I love when women don't change their name. We're actually one of the few cultures that do it as a rule. I wouldn't have changed mine, but I'm actually trying to "shed" any attachment I had to my family for personal reasons.
Anyway, I think your reasons are awesome, not that you needed any.
Good one! I'm thinking the same thing - there are so many things I've accomplished with my last name on it and I like my last name a lot. Way to go, you.
I am having a debate within myself if I am changing my name or not. My future groom thinks that this is going to be an automatic thing. I am conflicted due to my professions and also sometimes is makes me feel like a lost of independence. I have several months to think about it though.

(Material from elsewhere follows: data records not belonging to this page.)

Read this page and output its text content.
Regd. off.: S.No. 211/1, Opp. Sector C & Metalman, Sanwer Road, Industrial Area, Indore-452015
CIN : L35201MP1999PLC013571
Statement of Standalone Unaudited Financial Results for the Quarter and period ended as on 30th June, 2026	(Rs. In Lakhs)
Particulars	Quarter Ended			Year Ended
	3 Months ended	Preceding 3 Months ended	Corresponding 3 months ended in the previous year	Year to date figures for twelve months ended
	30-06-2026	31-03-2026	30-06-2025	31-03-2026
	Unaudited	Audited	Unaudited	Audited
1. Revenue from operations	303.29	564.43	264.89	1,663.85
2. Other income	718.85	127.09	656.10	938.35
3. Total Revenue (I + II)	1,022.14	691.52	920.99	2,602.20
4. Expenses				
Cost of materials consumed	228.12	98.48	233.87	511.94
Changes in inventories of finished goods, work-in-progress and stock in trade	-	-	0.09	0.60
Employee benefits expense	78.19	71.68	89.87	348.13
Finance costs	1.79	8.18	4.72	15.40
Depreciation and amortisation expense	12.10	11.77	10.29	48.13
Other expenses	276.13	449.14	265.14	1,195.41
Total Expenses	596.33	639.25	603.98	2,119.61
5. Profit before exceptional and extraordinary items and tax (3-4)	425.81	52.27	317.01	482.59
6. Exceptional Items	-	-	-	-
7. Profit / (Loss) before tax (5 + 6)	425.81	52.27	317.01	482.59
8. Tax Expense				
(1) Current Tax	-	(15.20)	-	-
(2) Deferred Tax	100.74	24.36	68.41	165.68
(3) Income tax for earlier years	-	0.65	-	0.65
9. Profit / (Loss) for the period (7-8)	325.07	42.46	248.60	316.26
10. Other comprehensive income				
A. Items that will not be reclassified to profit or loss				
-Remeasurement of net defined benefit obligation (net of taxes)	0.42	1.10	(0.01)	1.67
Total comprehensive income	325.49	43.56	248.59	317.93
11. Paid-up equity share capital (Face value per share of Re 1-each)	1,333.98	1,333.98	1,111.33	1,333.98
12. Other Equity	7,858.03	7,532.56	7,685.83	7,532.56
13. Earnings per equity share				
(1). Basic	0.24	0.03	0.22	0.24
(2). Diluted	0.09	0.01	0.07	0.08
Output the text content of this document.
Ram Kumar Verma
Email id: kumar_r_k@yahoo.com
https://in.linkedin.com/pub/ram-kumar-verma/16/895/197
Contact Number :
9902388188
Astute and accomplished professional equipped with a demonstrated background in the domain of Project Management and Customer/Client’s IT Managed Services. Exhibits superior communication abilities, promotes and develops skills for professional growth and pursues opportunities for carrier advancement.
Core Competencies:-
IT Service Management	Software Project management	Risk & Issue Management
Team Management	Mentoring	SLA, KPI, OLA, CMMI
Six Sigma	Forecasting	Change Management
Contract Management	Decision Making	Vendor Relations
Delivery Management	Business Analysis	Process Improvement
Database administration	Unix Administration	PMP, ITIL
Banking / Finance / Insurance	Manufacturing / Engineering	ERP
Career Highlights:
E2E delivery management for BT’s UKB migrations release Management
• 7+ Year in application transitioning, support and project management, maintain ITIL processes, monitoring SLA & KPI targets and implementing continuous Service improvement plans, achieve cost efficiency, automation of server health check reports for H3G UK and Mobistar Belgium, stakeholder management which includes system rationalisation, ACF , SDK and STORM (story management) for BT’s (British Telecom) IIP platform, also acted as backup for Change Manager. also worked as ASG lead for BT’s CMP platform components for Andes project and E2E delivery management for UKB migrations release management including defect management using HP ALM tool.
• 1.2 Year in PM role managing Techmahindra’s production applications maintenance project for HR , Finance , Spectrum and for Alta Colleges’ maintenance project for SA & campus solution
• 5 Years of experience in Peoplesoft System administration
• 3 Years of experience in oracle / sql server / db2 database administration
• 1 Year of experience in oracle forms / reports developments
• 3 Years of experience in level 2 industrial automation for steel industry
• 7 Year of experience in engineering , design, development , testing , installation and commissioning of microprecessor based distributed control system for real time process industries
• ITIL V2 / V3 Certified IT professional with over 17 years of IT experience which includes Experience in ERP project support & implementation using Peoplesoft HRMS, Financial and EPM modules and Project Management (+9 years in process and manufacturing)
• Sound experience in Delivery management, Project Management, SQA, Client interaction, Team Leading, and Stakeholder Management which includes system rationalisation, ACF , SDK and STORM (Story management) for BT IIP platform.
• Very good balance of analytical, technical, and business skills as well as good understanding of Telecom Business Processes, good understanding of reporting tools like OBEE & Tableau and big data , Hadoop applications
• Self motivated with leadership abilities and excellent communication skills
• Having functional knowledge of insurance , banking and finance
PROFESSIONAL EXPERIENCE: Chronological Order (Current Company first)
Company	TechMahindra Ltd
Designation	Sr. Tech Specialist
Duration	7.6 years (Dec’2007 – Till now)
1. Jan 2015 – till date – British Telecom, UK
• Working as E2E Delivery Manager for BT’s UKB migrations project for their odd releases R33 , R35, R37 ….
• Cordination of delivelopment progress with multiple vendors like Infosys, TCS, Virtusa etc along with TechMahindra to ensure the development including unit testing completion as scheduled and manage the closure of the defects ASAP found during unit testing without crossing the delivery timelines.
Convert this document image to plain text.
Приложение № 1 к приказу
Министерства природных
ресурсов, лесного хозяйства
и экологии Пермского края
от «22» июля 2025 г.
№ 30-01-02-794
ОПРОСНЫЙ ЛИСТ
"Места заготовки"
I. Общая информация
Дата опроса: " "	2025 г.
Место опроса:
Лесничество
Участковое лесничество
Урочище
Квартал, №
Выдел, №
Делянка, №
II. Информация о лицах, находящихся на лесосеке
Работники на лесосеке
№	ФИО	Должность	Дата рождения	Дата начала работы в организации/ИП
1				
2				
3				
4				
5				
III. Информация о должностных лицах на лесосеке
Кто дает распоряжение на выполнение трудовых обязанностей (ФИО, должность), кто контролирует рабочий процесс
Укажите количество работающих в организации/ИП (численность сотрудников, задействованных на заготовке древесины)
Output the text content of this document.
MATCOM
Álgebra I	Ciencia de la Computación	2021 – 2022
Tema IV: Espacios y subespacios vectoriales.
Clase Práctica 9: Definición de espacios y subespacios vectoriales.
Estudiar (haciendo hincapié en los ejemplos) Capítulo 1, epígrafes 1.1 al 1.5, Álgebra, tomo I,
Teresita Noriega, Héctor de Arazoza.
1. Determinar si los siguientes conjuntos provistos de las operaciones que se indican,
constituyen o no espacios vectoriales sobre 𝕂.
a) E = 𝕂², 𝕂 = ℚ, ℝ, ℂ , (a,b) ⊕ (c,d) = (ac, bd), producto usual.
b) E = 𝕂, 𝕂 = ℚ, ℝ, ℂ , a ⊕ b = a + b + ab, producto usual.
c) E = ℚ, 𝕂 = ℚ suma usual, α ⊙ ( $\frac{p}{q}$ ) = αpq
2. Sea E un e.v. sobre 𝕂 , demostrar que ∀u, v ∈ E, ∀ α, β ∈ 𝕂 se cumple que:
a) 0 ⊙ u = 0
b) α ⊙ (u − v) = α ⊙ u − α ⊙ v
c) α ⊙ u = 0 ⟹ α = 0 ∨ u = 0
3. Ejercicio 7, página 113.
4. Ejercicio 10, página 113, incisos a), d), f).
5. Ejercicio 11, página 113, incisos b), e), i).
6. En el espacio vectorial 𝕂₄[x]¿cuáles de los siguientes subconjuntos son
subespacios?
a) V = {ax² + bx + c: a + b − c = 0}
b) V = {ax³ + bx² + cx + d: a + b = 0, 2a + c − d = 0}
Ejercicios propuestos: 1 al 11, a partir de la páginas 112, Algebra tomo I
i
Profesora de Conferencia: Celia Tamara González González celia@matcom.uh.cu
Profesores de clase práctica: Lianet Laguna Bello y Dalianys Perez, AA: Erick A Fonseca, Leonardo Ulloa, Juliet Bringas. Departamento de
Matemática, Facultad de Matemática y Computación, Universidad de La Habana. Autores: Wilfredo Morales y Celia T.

Just came across this post of yours. It was great...total comic relief!! Good for you :)
for the first 20 years I held to maiden name only. Then worked for company where I was known by married name (and everyone thought I was jewish). Then spent a few years wondering if we should put my maiden name as my son's middle name (as they do in Mexico?). Didn't do it. 36 years into the marriage I am comfortable using a combo of both (not hyphenated), although I am a surfaro through and through, even leigh knows that.
My reasons pretty much boil down to "I don't want to."
I don't understand why so many people demand a reason. I think I've finally gotten past the stage of having to explain my vegetarianism at every family function... now it looks like I have something new to answer to.
This decision was soooo hard. I ultimately have decided to have two middle names...so my "real" name is there legally and I know it's there. I think it's great that you are keeping your name and everyone is cool with it...when I said I wanted to hyphenate, the only one who freaked was MY mom, weird, huh?